Neural regeneration aimed at repairing the central nervous system, including brain and spinal cord injuries, poses major challenges in clinical practice. To overcome this, targeted differentiation of stem cells into neurons has been developed for cell replacement therapy. Stem cells are undifferentiated cells with self-renewal capacity and the ability to differentiate into multiple cell types, such as osteogenic (bone), adipogenic (fat), chondrogenic (cartilage), and neurogenic lines, which holds enormous promise for the field of regenerative medicine. For this purpose, precise control over the differentiation process is crucial for the development of therapeutic approaches. Previous studies have shown that in the natural stem cell niche, the biophysical properties of the extracellular matrix, such as topography, stiffness, elasticity, and bioelectricity, have a refined influence on the behavior of stem cells, including their adhesion, self-renewal, migration, and differentiation. In addition, the ECM architecture of nerve tissue in vivo is remarkably complex in structure, ranging from nanometers to micrometers, which enables interactions with cells and regulates their behavior and fate. Micro- and nanoscale cues can promote stem cell differentiation through the interaction between cells and micro- and nanostructured surfaces.
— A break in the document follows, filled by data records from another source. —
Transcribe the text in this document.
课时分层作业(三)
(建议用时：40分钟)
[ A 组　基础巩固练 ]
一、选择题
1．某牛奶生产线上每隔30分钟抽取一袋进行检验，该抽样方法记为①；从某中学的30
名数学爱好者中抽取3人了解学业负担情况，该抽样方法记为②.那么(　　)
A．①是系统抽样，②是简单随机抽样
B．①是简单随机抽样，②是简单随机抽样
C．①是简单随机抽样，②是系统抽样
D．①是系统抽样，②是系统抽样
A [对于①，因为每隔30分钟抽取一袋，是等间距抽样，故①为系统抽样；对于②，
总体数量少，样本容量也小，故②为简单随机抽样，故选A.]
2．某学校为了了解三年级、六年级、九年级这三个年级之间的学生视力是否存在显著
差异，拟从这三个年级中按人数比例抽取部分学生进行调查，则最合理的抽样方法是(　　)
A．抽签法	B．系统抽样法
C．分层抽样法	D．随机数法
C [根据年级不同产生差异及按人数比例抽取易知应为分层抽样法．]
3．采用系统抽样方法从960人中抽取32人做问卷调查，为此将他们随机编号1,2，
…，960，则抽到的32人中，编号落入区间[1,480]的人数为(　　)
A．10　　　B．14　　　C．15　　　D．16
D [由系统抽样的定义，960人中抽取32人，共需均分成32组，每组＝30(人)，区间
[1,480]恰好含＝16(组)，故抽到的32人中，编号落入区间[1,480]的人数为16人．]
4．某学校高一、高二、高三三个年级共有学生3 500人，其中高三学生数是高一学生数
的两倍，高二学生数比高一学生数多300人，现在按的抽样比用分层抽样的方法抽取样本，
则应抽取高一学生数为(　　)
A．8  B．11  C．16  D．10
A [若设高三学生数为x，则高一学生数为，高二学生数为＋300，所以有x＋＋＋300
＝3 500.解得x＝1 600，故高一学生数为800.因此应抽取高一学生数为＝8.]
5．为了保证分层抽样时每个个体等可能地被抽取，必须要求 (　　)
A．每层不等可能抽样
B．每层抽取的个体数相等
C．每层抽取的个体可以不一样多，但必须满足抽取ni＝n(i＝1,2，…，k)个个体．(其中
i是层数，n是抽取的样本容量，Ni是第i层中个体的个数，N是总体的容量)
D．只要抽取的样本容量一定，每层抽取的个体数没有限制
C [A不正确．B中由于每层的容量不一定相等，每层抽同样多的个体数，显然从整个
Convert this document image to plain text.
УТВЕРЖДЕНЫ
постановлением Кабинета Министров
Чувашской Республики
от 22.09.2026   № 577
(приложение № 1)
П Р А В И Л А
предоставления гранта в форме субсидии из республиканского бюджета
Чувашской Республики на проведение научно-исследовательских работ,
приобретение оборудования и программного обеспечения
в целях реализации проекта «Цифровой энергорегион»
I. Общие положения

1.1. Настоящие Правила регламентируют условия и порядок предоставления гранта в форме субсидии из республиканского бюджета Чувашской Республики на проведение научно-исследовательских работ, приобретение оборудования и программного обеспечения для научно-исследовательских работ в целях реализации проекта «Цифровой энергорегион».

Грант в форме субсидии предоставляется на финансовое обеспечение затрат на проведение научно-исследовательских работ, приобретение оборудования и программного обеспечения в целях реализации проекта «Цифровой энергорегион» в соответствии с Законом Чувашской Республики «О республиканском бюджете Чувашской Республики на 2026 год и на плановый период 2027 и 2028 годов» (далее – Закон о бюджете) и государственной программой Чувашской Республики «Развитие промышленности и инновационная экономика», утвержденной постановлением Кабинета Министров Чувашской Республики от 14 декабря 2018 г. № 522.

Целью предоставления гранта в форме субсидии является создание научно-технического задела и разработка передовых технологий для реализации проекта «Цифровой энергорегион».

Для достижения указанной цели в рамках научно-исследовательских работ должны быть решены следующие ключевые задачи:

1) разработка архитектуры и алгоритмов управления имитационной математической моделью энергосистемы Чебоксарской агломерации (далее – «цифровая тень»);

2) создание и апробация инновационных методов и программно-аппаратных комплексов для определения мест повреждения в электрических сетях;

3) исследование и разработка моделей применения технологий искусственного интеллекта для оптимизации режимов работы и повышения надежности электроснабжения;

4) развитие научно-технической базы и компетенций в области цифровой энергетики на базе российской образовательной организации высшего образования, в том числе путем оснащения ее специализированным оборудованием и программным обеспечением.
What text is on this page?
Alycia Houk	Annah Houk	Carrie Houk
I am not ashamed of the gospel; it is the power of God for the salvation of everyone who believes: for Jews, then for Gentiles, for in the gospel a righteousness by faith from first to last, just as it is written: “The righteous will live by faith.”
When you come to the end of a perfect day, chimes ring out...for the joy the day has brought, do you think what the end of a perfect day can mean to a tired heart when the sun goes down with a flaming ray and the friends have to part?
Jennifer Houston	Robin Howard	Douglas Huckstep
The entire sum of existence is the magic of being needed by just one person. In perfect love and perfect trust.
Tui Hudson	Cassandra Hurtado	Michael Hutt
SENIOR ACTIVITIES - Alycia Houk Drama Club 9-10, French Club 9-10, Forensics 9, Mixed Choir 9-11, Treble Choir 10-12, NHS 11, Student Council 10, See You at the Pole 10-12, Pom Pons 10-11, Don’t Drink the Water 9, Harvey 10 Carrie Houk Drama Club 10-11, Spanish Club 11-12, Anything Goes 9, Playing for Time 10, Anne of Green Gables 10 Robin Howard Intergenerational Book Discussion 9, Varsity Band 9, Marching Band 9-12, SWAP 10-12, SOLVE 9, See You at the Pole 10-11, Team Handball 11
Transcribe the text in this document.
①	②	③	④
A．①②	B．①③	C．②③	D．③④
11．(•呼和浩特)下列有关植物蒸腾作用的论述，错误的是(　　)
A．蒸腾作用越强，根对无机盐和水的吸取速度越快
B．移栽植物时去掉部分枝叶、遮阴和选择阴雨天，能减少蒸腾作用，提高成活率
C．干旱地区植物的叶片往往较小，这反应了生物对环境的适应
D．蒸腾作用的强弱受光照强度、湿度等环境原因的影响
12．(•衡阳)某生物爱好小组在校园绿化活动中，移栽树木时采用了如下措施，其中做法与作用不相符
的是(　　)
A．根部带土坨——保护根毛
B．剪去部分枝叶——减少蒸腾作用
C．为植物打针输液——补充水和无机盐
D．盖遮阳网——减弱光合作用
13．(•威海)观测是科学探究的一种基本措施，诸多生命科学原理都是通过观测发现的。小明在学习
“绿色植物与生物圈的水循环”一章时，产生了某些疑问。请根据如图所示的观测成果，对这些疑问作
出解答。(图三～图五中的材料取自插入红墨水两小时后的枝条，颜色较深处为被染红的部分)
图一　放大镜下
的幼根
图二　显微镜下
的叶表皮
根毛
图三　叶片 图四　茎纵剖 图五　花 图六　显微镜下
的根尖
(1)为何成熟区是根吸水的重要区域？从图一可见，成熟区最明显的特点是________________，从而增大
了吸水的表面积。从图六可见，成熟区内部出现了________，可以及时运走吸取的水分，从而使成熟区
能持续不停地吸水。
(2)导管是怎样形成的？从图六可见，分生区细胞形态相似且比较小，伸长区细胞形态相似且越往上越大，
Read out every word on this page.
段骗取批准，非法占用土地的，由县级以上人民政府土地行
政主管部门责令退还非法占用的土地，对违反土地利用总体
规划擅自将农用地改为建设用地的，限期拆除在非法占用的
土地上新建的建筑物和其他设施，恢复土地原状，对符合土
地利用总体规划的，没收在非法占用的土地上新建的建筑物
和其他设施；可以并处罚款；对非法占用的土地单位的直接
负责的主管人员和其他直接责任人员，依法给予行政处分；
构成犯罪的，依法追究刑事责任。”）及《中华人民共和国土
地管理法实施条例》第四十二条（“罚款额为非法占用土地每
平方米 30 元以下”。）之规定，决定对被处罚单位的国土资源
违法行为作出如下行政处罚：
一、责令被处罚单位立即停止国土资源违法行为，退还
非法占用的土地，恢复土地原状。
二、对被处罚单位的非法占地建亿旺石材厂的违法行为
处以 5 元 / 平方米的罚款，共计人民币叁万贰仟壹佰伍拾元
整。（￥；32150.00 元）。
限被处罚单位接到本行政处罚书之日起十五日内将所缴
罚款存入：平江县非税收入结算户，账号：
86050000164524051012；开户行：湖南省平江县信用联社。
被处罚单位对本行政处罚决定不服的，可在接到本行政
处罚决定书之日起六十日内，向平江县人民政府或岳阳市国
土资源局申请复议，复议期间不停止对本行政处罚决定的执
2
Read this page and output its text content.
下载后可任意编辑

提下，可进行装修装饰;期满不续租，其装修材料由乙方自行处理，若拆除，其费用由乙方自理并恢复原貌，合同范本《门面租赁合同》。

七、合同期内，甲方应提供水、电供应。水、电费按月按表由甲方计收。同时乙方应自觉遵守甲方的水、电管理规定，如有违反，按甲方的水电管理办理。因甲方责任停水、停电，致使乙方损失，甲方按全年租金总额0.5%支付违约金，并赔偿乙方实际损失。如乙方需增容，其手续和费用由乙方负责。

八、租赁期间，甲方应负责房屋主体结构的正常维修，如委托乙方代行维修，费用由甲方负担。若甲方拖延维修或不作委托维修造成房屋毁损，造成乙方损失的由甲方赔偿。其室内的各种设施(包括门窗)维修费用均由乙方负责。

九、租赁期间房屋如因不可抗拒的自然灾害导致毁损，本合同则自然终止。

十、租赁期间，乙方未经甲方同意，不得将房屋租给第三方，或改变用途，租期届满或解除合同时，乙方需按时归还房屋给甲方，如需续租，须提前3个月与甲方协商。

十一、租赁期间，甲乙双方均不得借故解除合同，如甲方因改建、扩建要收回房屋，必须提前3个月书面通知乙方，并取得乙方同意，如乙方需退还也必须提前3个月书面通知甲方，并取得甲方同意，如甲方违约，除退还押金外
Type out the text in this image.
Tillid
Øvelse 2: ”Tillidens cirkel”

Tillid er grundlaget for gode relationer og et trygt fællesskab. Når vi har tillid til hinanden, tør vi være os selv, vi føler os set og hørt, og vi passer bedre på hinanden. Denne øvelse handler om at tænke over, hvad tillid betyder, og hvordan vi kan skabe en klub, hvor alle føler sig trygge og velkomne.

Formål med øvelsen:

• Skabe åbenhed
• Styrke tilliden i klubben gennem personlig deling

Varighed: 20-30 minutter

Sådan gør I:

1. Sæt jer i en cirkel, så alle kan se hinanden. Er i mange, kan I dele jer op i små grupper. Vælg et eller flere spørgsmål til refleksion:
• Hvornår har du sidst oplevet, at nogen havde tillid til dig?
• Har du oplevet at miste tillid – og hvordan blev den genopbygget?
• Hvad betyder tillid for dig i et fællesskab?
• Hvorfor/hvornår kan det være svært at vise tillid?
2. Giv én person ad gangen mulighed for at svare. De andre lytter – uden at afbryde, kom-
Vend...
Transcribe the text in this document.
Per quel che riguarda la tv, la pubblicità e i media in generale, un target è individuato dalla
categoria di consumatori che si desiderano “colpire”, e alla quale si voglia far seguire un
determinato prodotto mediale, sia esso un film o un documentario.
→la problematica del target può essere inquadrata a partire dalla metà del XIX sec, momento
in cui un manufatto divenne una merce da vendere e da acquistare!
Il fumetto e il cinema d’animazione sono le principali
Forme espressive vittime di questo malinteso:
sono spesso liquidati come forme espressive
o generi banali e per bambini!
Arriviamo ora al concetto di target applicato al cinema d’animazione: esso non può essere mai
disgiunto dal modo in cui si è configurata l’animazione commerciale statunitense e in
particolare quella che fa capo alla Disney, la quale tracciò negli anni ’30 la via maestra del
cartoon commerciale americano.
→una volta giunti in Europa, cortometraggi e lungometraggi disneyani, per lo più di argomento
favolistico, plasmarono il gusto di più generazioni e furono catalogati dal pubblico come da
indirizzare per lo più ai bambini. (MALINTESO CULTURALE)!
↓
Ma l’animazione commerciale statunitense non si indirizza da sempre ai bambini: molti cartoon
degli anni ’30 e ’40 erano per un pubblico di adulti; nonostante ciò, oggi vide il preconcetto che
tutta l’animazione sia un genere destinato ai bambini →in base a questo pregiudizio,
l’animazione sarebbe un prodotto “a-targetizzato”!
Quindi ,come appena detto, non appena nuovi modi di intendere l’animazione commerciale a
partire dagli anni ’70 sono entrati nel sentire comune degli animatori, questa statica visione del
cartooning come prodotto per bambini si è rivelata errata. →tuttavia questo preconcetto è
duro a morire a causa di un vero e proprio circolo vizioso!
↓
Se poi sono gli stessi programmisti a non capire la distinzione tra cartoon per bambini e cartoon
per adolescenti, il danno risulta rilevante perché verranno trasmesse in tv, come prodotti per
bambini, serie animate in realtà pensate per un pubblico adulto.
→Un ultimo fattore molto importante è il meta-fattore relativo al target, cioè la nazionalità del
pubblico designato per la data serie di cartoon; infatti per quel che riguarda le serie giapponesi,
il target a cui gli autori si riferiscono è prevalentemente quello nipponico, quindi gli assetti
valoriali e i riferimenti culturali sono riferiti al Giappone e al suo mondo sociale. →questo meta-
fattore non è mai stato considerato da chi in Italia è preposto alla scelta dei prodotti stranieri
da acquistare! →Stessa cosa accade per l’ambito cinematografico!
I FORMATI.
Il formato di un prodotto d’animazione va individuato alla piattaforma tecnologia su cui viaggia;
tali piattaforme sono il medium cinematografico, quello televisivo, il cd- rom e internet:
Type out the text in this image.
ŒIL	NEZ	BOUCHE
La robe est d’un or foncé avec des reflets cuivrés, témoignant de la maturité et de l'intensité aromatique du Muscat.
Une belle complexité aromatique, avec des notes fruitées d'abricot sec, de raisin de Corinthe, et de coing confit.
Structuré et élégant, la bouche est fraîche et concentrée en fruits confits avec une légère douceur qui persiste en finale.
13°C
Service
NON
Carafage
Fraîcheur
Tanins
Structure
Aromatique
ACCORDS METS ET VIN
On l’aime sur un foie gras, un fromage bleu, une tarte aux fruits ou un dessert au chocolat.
Using the BiomACS translational culture system, we conducted research to understand these interactions, and the research shows that combined nano- and microtopography can improve neural differentiation. This provides insights for the design of neurogenic therapies.
Publications:
- Yang, L., Jurczak, K. M., Ge, L., & van Rijn, P. (2020). High‐throughput screening and hierarchical topography‐mediated neural differentiation of mesenchymal stem cells. Advanced healthcare materials, 9(11), 2000117.